Profile: Jordan Hardee

Personal background
I am Jordan, a 23 Year old cybersecurity student. Astronomy is a life long passion of mine. I've sought to learn everything I can about our universe, which turns out to be a never ending process. I try to be a good person.
Thoughts about SETI and SETI@home
1.) As long as the grand question is unanswered the work will be necessary. It is possible the work will continue without major discoveries for centuries, perhaps even longer. There are too many unknown variables to be sure, but if we did not look for other people in this universe, like us or radically different, we would hardly be human. I hope we will discover intelligent live in our universe outside the confines of this earth, and I hope to have contributed a small part to that end even if it will only pay off, if at all, for the generations to come. The work must be done. It must be done without undue attachment to the fruit of its labor.

2.) SETI@Home is vital, a pristine example of citizen science that I think ought to be encouraged. I would work for SETI if I could. BIONIC represents something new; decentralized confederated computing towards a common goal. I think the endevour is far more beneficial to society than using my GPU's to mine cryptocurrency. Return financial anonymity to citizens, accountability to corporations (insofar as they exist) and get the crypto people using their GPU's for BIONIC!

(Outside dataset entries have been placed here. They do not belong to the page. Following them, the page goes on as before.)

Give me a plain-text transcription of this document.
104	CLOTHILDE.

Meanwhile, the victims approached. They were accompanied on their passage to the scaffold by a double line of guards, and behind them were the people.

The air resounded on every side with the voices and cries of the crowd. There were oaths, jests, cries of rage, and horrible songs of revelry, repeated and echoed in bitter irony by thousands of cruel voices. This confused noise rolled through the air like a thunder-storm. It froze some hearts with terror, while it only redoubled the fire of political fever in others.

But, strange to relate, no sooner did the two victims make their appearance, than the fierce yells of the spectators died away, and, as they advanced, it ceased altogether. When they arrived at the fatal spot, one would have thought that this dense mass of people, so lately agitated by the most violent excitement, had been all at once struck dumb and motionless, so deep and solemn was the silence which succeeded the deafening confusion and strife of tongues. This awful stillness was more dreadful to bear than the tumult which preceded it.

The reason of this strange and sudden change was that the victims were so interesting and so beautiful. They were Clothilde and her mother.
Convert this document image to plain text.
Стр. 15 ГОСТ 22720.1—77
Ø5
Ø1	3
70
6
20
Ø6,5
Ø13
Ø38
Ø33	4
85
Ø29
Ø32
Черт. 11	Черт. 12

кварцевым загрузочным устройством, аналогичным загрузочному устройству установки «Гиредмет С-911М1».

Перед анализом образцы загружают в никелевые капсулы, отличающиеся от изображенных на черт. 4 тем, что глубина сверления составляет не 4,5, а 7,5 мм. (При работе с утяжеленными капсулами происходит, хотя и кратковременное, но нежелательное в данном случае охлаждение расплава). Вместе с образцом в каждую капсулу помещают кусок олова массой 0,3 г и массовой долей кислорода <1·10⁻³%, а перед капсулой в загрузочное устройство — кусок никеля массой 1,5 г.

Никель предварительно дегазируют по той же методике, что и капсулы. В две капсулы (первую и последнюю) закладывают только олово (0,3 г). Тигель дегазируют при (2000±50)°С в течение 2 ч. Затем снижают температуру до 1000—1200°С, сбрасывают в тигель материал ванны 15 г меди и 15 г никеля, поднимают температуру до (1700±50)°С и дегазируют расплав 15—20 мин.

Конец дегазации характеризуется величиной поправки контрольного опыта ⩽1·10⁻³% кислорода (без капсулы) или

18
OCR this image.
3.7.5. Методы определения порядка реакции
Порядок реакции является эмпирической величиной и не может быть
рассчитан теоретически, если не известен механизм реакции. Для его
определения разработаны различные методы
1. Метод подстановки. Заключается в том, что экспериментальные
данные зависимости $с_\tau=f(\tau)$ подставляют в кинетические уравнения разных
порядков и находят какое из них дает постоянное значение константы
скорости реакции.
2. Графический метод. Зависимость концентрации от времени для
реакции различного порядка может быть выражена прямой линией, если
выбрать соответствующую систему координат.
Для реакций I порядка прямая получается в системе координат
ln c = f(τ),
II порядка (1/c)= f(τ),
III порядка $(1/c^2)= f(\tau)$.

3.) Using light as a medium for primary communication is much too slow on a cosmic scale. Perhaps there is 'alien chatter' all around us but we have not yet developed the technology to detect it. That a "radio that works anywhere in the universe" has not been created by a species, assuming there are as many as some possible results of the Drake equation suggest, seems highly unlikely. Perhaps some sort of quantum "radio" is out there that we just haven't developed the technology for yet. If we're dealing with some intelligent civilization that's been around for millions of years longer than us I doubt they'd be using radio waves (or light waves generally), unless of course they had their own SETI-like projects utilizing signals collection/ analysis and broadcasting.

Surely there are other xenophile and/ or lonely civilizations out there! It would also be astounding to come across a civilization that was at around our level of development. Regardless of it's level, just imagine what we could learn from one another, and the impact it would have on our own society!

Being so desperate to find signals from other civilizations we should perhaps not be so hesitant to broadcast our own existence into the cosmos. More specifically, if we could somehow encode and broadcast in detail genetic information it would be possible for a sufficiently advanced civilization to reconstruct human beings using just that data, assuming our genetic structure is not too unique. Perhaps in this we could ensure at least the possibility of our own continuation as a species given our rapid technological process and the instability of our society.

Be we alone, how grand! The universe is ours! Be we not alone also, how grand! What wondrous civilizations, people's, and beings we shall come to know! Every bridge has a person who first walked across it, dare!

Infantile though we are, currently our society is growing in all fields at an exponential rate. This is a very interesting era, and I would not be surprised if people born today were of the generation to make first contact.

I think it import ant to use the term "person" to describe a member of an extraterrestrial race or artificial intelligence. No matter how different from us they are, they are entitled to the same "human" rights each of us are (yes I know these are social myths but they are largely benevolent social myths).